In an article contributed to Swedish daily Dagens Nyheter, Social Affairs Minister Lars Engqvist and Education and Research Minister Thomas Oestros said they approved creating new lines of stem cells for medical research. "We have a positive view of somatic nuclear cell transfers on condition that they are done in ethically acceptable forms," they wrote.
Therapeutic cloning and stem-cell research are the two most exciting yet controversial issues in medical biotechnology. Stem-cell research entails harvesting embryos at the earliest stage of their development, when a small cluster of cells has the apparent ability to develop into any organ of the body. The dream is to be able to coax these cells into "growing" into replacement organs for people who are born with a severe handicap or who, for instance, are crippled in an accident.
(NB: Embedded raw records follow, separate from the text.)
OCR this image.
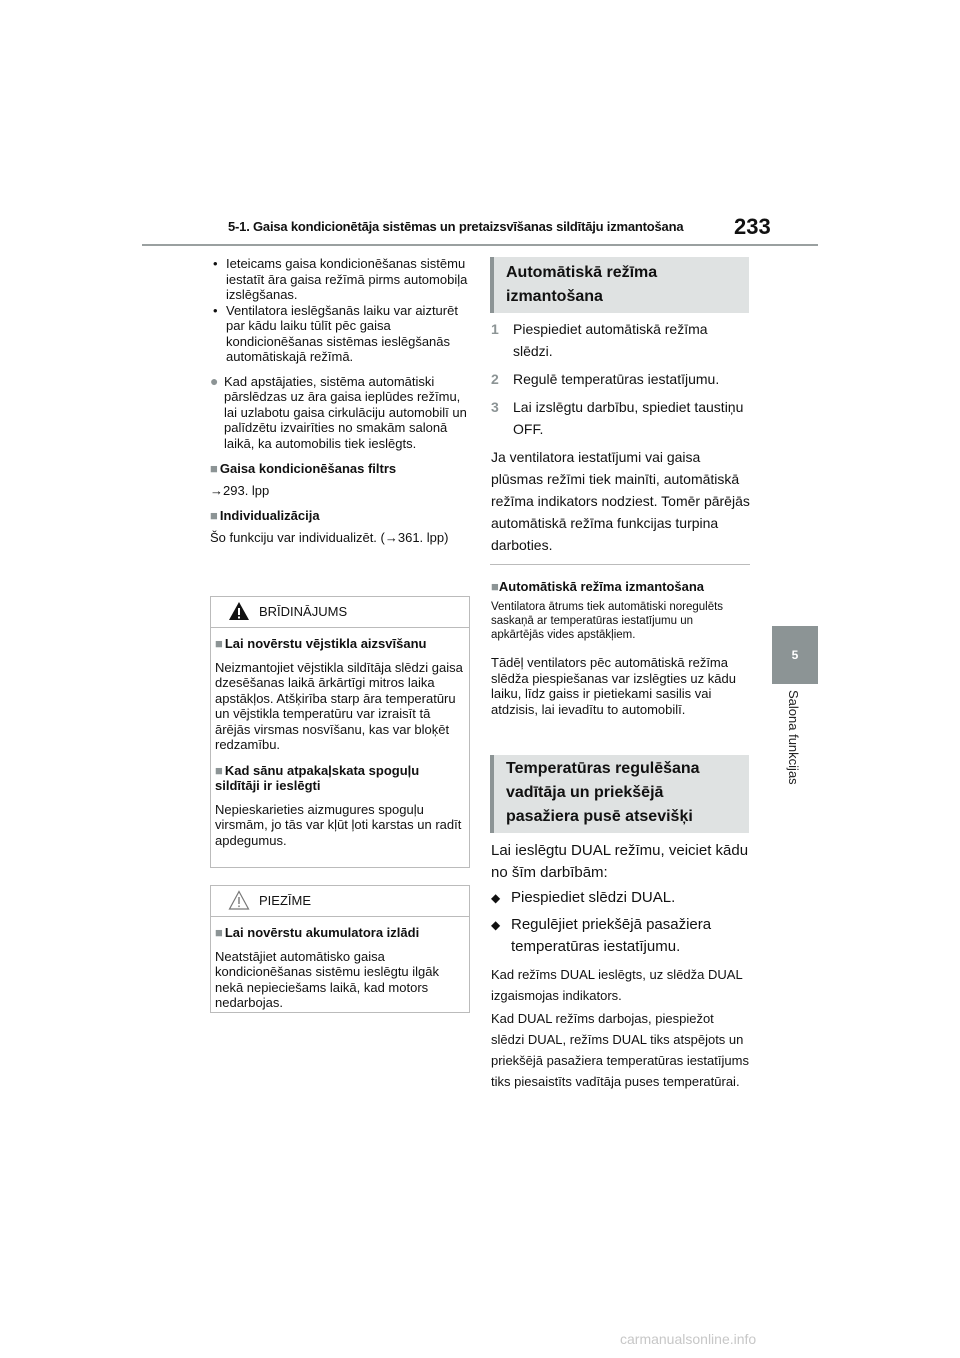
5-1. Gaisa kondicionētāja sistēmas un pretaizsvīšanas sildītāju izmantošana 233
5
Salona funkcijas
• Ieteicams gaisa kondicionēšanas sistēmu iestatīt āra gaisa režīmā pirms automobiļa izslēgšanas.
• Ventilatora ieslēgšanās laiku var aizturēt par kādu laiku tūlīt pēc gaisa kondicionēšanas sistēmas ieslēgšanās automātiskajā režīmā.
● Kad apstājaties, sistēma automātiski pārslēdzas uz āra gaisa ieplūdes režīmu, lai uzlabotu gaisa cirkulāciju automobilī un palīdzētu izvairīties no smakām salonā laikā, ka automobilis tiek ieslēgts.
■ Gaisa kondicionēšanas filtrs
→293. lpp
■ Individualizācija
Šo funkciju var individualizēt. (→361. lpp)
BRĪDINĀJUMS
■ Lai novērstu vējstikla aizsvīšanu
Neizmantojiet vējstikla sildītāja slēdzi gaisa dzesēšanas laikā ārkārtīgi mitros laika apstākļos. Atšķirība starp āra temperatūru un vējstikla temperatūru var izraisīt tā ārējās virsmas nosvīšanu, kas var bloķēt redzamību.
■ Kad sānu atpakaļskata spoguļu sildītāji ir ieslēgti
Nepieskarieties aizmugures spoguļu virsmām, jo tās var kļūt ļoti karstas un radīt apdegumus.
PIEZĪME
■ Lai novērstu akumulatora izlādi
Neatstājiet automātisko gaisa kondicionēšanas sistēmu ieslēgtu ilgāk nekā nepieciešams laikā, kad motors nedarbojas.
Automātiskā režīma izmantošana
1 Piespiediet automātiskā režīma slēdzi.
2 Regulē temperatūras iestatījumu.
3 Lai izslēgtu darbību, spiediet taustiņu OFF.
Ja ventilatora iestatījumi vai gaisa plūsmas režīmi tiek mainīti, automātiskā režīma indikators nodziest. Tomēr pārējās automātiskā režīma funkcijas turpina darboties.
■Automātiskā režīma izmantošana
Ventilatora ātrums tiek automātiski noregulēts saskaņā ar temperatūras iestatījumu un apkārtējās vides apstākļiem.
Tādēļ ventilators pēc automātiskā režīma slēdža piespiešanas var izslēgties uz kādu laiku, līdz gaiss ir pietiekami sasilis vai atdzisis, lai ievadītu to automobilī.
Temperatūras regulēšana vadītāja un priekšējā pasažiera pusē atsevišķi
Lai ieslēgtu DUAL režīmu, veiciet kādu no šīm darbībām:
◆ Piespiediet slēdzi DUAL.
◆ Regulējiet priekšējā pasažiera temperatūras iestatījumu.
Kad režīms DUAL ieslēgts, uz slēdža DUAL izgaismojas indikators.
Kad DUAL režīms darbojas, piespiežot slēdzi DUAL, režīms DUAL tiks atspējots un priekšējā pasažiera temperatūras iestatījums tiks piesaistīts vadītāja puses temperatūrai.
carmanualsonline.info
In order to ease the risk that the organ could be rejected as alien tissue, the idea is to clone an embryo so that it is a genetic duplicate of the person who will receive it. Known as therapeutic cloning, this entails removing the nucleus of a donated egg and then "reprogramming" it with a tiny piece of genetic material from the recipient. The cloned embryo would not be allowed to develop into a baby, a scenario widely considered abhorrent.
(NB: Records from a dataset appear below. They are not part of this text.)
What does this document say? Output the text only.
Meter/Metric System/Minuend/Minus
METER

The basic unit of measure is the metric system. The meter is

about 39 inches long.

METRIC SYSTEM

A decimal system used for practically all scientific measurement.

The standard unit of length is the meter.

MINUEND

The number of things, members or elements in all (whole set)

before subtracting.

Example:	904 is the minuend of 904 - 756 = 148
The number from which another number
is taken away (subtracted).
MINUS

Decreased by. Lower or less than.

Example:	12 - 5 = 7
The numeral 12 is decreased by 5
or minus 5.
The two ministers said however that a 1991 law on research and treatment involving fertilized eggs needed "clarification," as somatic nuclear cell transfers do not involve fertilization. "It is important that we have legislation that is open to developments in research but at the same time makes clear that it is forbidden to create humans through cloning," they said.
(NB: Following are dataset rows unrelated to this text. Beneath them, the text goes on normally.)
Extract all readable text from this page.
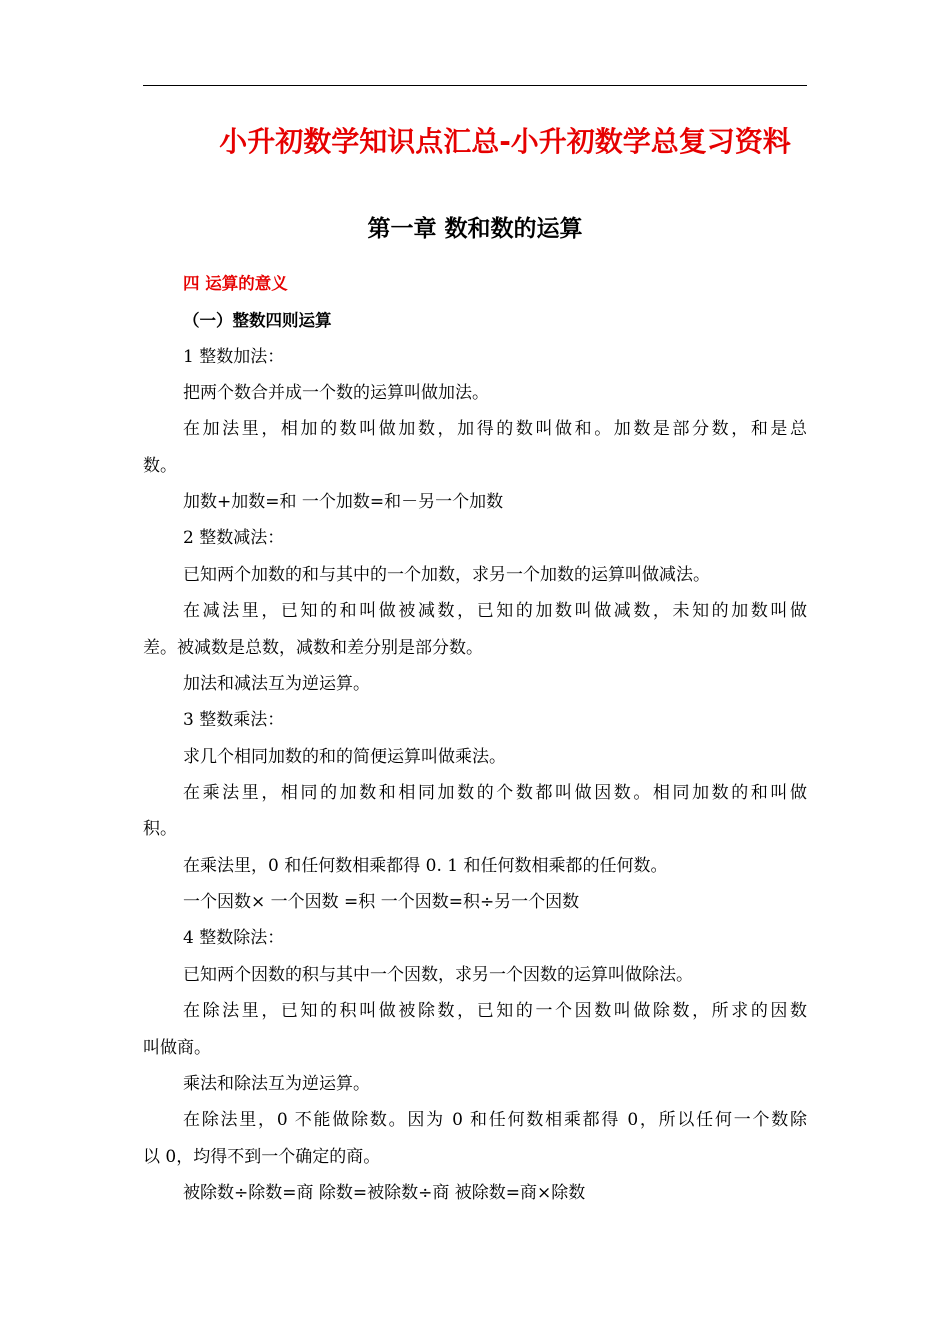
小升初数学知识点汇总-小升初数学总复习资料
第一章 数和数的运算
四 运算的意义
（一）整数四则运算
1 整数加法：
把两个数合并成一个数的运算叫做加法。
在加法里，相加的数叫做加数，加得的数叫做和。加数是部分数，和是总
数。
加数+加数=和 一个加数=和－另一个加数
2 整数减法：
已知两个加数的和与其中的一个加数，求另一个加数的运算叫做减法。
在减法里，已知的和叫做被减数，已知的加数叫做减数，未知的加数叫做
差。被减数是总数，减数和差分别是部分数。
加法和减法互为逆运算。
3 整数乘法：
求几个相同加数的和的简便运算叫做乘法。
在乘法里，相同的加数和相同加数的个数都叫做因数。相同加数的和叫做
积。
在乘法里，0 和任何数相乘都得 0. 1 和任何数相乘都的任何数。
一个因数× 一个因数 =积 一个因数=积÷另一个因数
4 整数除法：
已知两个因数的积与其中一个因数，求另一个因数的运算叫做除法。
在除法里，已知的积叫做被除数，已知的一个因数叫做除数，所求的因数
叫做商。
乘法和除法互为逆运算。
在除法里，0 不能做除数。因为 0 和任何数相乘都得 0，所以任何一个数除
以 0，均得不到一个确定的商。
被除数÷除数=商 除数=被除数÷商 被除数=商×除数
In December, the Swedish Research Council announced it was in favour of cloning early-stage human embryos for therapeutic purposes, arguing the practice was "ethically defensible" given "the prospect of major long-term advances in treating diseases." Sweden is currently the world leader in stem cell research, with the largest number of stored stem cells in the world, according to Swedish Research Council chief Bengt Westerberg.
Gothenburg University, in its collaboration with the Sahlgrenska Hospital, has 19 stem cell lines, the most in the world, while the Karolinska Institute and Huddinge Hospital in Stockholm hold six. There are a total of 70 stem cell lines in the world.
Therapeutic cloning has prompted questions worldwide about the profound ethical consequences of what it would mean to produce a cloned human being. President George W. Bush declared last year that the US government would fund embryonic stem cell research only on existing stem cell lines, and has described somatic nuclear cell transfers as "morally wrong."